Chinese porcelain with a silver rim
vining blossoms clamber, indigo
and orange. Nana Tony, kept it in
her line of sight from the chair where she used to sew.
She filled it with dahlias in late summer, marigolds
in June, chrysanthemums in fall, prized, and full –
of memories of her Chinese friend. It holds
for me memories of Nana, trim and small;
wearing her lacy bed-jackets in bed
first thing in the morning, when we visited.
A jewelry box of old greeting cards she saved
for me – we rearranged and cut and pasted.
Her bowl passed down, crowned my dining room.
Then a glass of flowers broke in my hand and fell
and shattered its bottom and cracked it through.
I did my best with glue to make it whole.
But I could never get the last piece to fit.

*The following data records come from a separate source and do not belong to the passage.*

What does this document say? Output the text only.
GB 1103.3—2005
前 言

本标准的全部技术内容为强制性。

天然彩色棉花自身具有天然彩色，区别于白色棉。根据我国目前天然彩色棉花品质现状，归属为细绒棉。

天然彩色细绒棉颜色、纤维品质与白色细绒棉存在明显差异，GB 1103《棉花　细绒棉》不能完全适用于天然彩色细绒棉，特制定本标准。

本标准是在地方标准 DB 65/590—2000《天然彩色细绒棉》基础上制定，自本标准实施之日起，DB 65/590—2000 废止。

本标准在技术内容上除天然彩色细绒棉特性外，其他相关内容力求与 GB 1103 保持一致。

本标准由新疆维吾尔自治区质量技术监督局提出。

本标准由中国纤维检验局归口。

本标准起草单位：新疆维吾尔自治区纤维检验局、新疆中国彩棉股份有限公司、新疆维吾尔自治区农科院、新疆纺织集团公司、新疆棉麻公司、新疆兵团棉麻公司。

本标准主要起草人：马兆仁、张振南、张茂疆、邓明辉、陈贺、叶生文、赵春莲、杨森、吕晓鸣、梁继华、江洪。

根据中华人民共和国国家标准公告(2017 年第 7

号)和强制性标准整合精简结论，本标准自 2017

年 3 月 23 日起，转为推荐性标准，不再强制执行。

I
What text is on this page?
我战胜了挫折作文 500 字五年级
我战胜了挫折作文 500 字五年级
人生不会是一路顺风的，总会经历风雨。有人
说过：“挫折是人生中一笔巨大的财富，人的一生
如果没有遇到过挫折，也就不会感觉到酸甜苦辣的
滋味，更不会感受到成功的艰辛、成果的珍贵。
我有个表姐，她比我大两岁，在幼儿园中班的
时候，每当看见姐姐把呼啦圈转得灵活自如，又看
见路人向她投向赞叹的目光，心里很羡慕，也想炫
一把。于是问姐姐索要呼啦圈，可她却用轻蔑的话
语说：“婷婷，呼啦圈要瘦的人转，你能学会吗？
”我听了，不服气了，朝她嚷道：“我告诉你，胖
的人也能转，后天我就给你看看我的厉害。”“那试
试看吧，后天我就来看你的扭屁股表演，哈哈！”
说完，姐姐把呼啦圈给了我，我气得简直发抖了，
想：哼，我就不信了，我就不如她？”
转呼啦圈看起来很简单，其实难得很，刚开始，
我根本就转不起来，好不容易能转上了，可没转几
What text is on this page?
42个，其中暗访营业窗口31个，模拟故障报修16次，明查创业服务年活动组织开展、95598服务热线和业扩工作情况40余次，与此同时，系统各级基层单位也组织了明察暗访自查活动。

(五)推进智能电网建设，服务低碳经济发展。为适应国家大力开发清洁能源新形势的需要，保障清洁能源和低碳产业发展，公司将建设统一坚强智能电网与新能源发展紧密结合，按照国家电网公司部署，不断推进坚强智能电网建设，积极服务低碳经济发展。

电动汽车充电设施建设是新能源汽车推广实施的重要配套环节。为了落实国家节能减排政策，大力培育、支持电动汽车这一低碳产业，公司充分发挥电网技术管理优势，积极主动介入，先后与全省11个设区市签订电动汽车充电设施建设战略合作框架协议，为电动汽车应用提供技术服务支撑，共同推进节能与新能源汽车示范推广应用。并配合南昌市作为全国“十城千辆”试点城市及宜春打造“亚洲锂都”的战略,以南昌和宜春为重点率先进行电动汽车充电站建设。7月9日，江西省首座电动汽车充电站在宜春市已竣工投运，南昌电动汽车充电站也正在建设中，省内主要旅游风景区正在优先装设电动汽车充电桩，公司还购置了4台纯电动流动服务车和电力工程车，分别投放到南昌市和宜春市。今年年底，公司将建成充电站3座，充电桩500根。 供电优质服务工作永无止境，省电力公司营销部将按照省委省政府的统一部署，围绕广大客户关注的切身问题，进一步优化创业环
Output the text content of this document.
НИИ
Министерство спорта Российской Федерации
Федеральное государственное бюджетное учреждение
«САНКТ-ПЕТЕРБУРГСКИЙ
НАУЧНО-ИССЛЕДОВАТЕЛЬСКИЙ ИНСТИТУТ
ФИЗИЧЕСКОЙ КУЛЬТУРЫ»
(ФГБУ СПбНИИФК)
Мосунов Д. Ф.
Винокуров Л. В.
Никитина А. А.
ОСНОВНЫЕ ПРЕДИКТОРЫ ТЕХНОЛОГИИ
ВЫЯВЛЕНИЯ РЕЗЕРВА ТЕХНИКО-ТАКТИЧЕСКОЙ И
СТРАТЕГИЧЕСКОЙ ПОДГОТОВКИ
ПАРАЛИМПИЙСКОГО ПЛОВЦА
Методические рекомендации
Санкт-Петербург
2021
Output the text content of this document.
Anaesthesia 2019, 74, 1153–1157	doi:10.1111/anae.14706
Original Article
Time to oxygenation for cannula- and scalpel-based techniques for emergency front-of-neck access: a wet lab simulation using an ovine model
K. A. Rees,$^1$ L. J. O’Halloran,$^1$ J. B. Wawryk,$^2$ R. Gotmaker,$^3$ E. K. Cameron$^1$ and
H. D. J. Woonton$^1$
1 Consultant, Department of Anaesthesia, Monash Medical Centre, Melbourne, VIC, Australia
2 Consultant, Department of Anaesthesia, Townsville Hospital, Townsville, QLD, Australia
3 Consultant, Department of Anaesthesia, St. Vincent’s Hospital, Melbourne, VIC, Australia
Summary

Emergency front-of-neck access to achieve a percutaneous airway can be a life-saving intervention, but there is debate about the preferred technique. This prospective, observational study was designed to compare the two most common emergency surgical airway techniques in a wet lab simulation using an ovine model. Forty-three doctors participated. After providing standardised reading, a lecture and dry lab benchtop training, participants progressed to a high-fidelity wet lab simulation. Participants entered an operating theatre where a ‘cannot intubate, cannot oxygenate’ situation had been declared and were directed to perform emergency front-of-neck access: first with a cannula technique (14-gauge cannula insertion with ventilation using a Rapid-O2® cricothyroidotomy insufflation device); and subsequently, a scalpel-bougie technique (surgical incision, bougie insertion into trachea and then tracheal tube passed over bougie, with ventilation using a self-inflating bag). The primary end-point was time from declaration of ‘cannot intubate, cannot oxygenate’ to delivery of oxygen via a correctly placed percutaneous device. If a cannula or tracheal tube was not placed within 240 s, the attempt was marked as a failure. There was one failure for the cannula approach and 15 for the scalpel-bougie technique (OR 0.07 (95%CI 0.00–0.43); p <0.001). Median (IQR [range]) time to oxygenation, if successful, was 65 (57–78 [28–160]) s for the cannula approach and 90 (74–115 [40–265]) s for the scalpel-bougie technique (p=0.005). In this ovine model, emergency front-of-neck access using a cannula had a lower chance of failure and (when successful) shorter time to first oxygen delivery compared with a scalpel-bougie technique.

Always shy, Nana Tony at last was afraid to go out.
Grandad did all the errands. Her redoubt
was home and garden – the fence containing it.
I remember her brown, squat little hats, pulled down,
over her dark eyes, tweed coats that seemed to swallow
her narrow bones, brogues and thick seamed stockings, so
that she’d seem to fade into the drab of the town.
She was his porcelain princess, a plain farm girl,
immensely kind, not-much-schooled and nervous,
good-humored, a bit baffled by the world,
took the weekly flowers down to church by bus.
Grandad adored and shielded her, his child-bride
rescued out of a difficult household, not much more
than a boy himself back then, soon off to war.
We were overseas by the time she died
–cancer the doctor never told her of.
He nursed her at home. I think of the pelican
said to so cherish its chick, it tears the fluff
of its own breast for blood to feed it on.
Such a mystery, the lives of those around us
when we are small. I keep a cracked bowl
that no one will want after me, with a hole
in the bottom, full of love only I, now, recall.